"The most important part of CPM is measuring what matters," says Butler Group's Ian Charlesworth. "The difficulty of KPI [key performance indicators] and metric design is downplayed by all the vendors in this space and, as a consequence, organisations end up measuring the wrong thing." Typically, companies measure factors that they can't control, which is not a good starting point for a performance improvement exercise. For example, they measure that customer satisfaction is going down, rather than measuring the underlying factors that have caused it to go down.
"Companies often deploy KPIs in CPM products right out of the box," says Charlesworth. "They are not working out what the KPIs should be and working out the right actions to take when the indicators change. This should be addressed right at the KPI development stage. Companies need to fundamentally understand what the department is intending to do and what is its key measure of success is. Once you know, you can work out what the KPIs should be."
However, these KPIs are a moving target and should change as the company's strategy changes. Unfortunately, many companies do not revise their KPIs to reflect changes in strategy and this is what Charlesworth calls the 'strategy gap'. "This strategy needs to be cascaded down to the individual department's and project's KPIs, otherwise what you are trying to achieve is out of step with what you are measuring. KPIs need to be grounded in reality, tied to the strategy of the business and have an individual responsible for taking action," says Charlesworth.

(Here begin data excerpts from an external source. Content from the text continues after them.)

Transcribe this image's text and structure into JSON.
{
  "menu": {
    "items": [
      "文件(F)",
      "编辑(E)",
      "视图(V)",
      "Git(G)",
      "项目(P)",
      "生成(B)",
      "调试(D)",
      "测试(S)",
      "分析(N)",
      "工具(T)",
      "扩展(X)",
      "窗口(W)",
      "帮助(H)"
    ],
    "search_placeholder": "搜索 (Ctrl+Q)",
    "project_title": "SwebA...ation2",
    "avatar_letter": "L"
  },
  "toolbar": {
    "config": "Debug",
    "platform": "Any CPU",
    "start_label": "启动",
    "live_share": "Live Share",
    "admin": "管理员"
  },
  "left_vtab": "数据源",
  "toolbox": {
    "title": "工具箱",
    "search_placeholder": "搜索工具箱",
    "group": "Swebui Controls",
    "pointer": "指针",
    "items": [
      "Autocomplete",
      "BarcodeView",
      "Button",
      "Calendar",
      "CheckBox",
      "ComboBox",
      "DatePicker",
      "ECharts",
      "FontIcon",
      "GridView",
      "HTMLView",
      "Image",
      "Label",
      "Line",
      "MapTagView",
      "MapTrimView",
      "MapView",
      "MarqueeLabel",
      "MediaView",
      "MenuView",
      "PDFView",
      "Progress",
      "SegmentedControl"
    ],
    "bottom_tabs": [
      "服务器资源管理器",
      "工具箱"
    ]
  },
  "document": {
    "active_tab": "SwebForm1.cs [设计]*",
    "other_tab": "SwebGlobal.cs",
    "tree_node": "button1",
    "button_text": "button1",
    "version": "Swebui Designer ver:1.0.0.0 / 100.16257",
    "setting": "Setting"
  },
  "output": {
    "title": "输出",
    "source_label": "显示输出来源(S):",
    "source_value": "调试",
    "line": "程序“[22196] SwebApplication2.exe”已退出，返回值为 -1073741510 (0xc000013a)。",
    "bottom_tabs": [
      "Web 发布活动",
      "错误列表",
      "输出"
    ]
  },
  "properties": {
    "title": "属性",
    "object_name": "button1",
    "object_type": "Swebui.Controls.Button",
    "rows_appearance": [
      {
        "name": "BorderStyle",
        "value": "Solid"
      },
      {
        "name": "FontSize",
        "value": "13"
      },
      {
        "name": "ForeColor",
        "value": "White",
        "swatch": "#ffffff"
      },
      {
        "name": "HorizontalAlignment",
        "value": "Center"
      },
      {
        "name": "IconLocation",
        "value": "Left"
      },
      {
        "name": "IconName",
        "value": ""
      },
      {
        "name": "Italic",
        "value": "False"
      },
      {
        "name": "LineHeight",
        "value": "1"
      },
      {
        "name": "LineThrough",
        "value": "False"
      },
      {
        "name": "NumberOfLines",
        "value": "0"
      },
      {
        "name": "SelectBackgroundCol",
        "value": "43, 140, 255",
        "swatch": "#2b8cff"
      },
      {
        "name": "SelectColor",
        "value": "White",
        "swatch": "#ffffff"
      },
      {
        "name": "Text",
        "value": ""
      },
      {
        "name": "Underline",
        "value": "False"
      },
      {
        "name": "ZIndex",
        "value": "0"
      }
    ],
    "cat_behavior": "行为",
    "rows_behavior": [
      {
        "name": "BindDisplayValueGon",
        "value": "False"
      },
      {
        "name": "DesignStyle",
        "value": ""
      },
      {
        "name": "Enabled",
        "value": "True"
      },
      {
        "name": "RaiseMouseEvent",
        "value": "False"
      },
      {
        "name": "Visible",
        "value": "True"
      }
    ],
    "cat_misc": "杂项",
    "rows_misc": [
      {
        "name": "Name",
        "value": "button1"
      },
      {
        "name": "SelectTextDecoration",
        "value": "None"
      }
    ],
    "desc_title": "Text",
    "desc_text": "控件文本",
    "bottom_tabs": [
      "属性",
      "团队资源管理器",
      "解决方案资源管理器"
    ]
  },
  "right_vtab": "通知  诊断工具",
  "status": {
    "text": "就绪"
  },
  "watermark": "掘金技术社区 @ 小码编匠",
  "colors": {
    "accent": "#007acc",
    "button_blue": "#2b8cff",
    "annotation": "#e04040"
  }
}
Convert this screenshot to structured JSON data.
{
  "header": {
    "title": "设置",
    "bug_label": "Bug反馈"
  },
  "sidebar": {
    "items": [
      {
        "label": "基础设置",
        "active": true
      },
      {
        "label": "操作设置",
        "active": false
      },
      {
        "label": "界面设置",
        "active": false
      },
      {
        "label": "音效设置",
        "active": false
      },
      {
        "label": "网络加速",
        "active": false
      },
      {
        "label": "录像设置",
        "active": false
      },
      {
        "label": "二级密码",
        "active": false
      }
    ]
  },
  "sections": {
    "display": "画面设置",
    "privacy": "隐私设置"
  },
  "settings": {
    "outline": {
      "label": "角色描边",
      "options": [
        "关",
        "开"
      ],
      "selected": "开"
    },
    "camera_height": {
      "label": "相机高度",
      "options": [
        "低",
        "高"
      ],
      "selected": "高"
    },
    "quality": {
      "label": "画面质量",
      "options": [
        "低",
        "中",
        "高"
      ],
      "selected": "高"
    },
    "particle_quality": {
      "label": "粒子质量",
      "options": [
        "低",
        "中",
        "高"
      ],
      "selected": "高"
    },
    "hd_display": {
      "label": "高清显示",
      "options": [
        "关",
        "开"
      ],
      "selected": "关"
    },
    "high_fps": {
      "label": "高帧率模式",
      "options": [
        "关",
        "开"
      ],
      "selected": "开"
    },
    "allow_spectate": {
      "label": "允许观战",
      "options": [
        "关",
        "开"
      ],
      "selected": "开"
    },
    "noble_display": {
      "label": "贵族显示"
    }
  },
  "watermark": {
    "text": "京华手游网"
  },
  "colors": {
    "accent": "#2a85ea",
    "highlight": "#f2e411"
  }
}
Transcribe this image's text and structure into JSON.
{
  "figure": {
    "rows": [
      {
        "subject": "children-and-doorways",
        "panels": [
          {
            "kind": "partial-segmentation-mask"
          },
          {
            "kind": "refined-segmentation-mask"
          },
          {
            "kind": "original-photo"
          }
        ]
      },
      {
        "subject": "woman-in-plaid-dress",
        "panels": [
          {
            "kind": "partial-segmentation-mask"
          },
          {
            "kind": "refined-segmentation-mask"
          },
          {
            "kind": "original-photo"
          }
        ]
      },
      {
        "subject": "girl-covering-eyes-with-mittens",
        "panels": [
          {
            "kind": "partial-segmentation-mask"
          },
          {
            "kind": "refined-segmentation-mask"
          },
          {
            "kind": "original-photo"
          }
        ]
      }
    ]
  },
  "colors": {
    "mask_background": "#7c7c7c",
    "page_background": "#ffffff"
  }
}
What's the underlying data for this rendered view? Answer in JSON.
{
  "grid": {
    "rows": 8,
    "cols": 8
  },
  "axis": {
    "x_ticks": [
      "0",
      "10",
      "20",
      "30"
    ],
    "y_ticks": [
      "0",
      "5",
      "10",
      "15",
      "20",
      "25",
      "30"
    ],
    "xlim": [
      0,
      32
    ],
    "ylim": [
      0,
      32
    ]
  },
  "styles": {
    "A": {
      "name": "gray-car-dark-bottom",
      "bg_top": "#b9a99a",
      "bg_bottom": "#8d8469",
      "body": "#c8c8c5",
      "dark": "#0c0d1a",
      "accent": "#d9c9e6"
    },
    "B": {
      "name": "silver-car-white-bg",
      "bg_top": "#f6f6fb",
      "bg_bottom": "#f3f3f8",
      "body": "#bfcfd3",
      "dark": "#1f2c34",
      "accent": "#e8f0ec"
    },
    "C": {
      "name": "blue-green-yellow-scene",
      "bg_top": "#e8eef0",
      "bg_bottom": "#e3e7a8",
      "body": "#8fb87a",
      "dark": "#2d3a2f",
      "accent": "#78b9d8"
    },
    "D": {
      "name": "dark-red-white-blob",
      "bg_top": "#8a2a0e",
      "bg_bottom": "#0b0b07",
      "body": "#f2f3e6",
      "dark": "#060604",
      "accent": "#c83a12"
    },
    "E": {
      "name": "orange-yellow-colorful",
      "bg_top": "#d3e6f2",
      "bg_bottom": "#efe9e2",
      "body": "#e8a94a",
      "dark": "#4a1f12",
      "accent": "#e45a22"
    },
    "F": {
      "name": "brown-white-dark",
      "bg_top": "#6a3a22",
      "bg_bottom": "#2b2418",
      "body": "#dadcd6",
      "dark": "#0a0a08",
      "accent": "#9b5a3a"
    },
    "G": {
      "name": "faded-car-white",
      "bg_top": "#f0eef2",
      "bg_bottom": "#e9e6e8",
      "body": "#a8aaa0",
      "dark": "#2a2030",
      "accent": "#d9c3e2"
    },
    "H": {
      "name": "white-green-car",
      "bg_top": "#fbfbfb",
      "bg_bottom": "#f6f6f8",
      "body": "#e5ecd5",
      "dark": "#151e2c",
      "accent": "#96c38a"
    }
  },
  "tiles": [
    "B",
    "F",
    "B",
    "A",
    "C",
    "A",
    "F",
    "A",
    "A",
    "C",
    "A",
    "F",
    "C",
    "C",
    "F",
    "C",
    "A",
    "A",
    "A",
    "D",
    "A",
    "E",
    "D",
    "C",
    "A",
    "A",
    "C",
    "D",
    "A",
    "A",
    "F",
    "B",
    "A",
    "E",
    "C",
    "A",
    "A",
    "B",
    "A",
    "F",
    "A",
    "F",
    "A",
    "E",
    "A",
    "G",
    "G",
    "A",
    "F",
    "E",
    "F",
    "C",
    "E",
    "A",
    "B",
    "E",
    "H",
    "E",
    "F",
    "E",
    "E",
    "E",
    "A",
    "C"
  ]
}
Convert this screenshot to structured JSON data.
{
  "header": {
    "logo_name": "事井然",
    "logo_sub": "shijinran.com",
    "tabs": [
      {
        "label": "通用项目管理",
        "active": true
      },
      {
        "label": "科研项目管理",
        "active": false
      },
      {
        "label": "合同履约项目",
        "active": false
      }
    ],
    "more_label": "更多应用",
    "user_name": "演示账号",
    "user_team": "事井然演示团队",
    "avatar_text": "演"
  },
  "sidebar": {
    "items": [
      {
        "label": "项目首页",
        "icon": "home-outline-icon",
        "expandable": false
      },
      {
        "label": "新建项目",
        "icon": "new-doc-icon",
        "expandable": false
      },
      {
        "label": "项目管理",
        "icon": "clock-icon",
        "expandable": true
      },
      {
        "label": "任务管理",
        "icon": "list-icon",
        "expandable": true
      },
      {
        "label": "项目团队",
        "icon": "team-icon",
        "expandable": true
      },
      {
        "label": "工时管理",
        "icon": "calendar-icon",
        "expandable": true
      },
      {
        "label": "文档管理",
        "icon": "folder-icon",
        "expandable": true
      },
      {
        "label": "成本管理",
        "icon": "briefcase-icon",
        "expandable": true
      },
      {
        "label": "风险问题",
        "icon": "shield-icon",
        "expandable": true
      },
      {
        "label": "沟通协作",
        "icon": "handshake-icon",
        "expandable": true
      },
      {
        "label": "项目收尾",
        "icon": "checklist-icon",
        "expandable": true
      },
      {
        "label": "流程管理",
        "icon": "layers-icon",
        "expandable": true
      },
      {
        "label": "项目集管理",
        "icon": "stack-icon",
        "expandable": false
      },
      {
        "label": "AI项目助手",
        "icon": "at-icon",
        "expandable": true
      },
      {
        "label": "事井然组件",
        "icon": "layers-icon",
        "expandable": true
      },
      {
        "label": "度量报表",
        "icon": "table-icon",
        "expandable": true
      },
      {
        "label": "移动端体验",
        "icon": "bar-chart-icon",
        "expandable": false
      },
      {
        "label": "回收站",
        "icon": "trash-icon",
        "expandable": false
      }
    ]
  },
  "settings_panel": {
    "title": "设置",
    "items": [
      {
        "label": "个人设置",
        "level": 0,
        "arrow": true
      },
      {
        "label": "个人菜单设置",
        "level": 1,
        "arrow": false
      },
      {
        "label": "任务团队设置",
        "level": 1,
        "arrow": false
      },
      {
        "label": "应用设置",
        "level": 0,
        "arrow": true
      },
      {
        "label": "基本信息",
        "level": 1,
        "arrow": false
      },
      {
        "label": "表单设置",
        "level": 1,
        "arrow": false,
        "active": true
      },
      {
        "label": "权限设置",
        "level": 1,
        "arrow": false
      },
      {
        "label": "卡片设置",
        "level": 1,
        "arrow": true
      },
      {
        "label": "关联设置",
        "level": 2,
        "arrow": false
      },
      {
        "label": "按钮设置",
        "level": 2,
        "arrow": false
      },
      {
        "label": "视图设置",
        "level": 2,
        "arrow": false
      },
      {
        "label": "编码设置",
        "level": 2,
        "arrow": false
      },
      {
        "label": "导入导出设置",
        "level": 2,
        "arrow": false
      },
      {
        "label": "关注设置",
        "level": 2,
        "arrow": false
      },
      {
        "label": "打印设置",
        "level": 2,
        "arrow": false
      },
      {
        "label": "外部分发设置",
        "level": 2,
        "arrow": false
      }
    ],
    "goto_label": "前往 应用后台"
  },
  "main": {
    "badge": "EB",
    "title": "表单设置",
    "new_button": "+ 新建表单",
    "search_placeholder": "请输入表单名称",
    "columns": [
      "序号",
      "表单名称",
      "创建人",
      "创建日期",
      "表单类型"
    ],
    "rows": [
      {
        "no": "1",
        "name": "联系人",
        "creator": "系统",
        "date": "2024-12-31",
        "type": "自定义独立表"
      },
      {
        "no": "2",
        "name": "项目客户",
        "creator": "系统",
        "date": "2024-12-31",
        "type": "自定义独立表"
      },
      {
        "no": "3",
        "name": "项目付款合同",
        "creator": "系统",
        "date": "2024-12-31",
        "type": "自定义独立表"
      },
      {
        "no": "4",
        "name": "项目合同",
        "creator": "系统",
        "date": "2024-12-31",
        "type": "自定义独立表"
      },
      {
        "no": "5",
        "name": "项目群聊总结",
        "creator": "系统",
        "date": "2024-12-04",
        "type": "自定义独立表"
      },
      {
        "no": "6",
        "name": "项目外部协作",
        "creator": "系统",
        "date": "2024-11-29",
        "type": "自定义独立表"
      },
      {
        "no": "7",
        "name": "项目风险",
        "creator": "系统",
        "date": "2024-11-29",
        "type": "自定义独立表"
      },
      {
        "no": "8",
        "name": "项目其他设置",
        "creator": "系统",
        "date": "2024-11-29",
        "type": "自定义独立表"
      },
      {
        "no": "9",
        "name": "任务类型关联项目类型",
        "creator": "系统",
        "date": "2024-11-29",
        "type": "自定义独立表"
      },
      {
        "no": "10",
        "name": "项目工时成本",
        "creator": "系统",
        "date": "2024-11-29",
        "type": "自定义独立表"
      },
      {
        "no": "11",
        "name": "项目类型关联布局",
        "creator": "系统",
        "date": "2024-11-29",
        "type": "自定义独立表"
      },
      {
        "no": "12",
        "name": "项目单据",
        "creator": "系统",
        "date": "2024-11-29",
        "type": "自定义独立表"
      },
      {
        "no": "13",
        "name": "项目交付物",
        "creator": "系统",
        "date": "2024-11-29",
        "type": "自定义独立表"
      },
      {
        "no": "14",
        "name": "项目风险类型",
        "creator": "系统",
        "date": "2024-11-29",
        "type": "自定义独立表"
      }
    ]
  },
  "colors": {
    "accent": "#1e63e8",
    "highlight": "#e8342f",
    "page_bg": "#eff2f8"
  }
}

To prevent this strategy gap, the strategy makers need to communicate any changes down to the organisation. "There needs to be a framework in place with software and processes to connect the strategy changes through to the measures," says Charlesworth. "Large organisations have several thousand low level KPIs and managing that is very difficult without a framework."
Data quality is also overlooked by many companies when they are embarking on a CPM exercise. "This is very dangerous, because many of the data sources are prone to poor data quality. Historically it has had less of an impact, because the people using the information were business intelligence experts. Now that dashboards are used by a wider range of management, this amplifies the effect of errors and data inconsistency." It is vital, therefore, to undertake a data quality initiative before starting CPM.
Frank Buytendijk, research vice president, Gartner Group
Understanding exactly what a company represents is vital when working out how to improve its performance. Gartner Group's Frank Buytendijk says that the continuing focus on improving shareholder value is of detriment to many companies. "If you focus only on shareholder value, you lose the guidance of your intangibles, such as what you stand for and what you are good at," he says.
Buytendijk argues that although these intangibles are seen as softer measures, they really define the company and are effectively the performance drivers. "I would say if you treat your staff right, then they will treat the customers right and the shareholders will have nothing to complain about." Unfortunately, employees are usually way down the priority list when organisations undertake CPM exercises.
Not all companies have lost sight of the core values in the rush to address shareholder value. Ikea, for example, has a customer proposition of low-price, functional products with a high standard of design. This proposition is recognised throughout the world. Its internal values are similar. They are cost-conscious, the executives are modest and often work in the shop uniform, and they are always encouraged to think about improvement. These values are intangible, but they really define the company and are very close to the Swedish culture.
Although Ikea measures the same things that other companies do, the actions they take are quite different. "For example, revenue growth is not a measure of increasing shareholder value, it is a measure of increased customer satisfaction," says Buytendijk. This means that if revenues were to go down, the last thing they would do would be to close stores and lay off workers, as this would reduce customer satisfaction further.
"Corporate social responsibility is going to be another drive for performance, because it is about addressing multiple stakeholders," says Buytendijk. "If you focus entirely on the shareholder, then you are optimising your organisation in one direction, which creates an unstable system." It is only over the last 30 years that shareholder value has been creating this imbalance and CSR is a traditional value that people are bringing back. This will help create a more balanced organisation and create better-performing companies.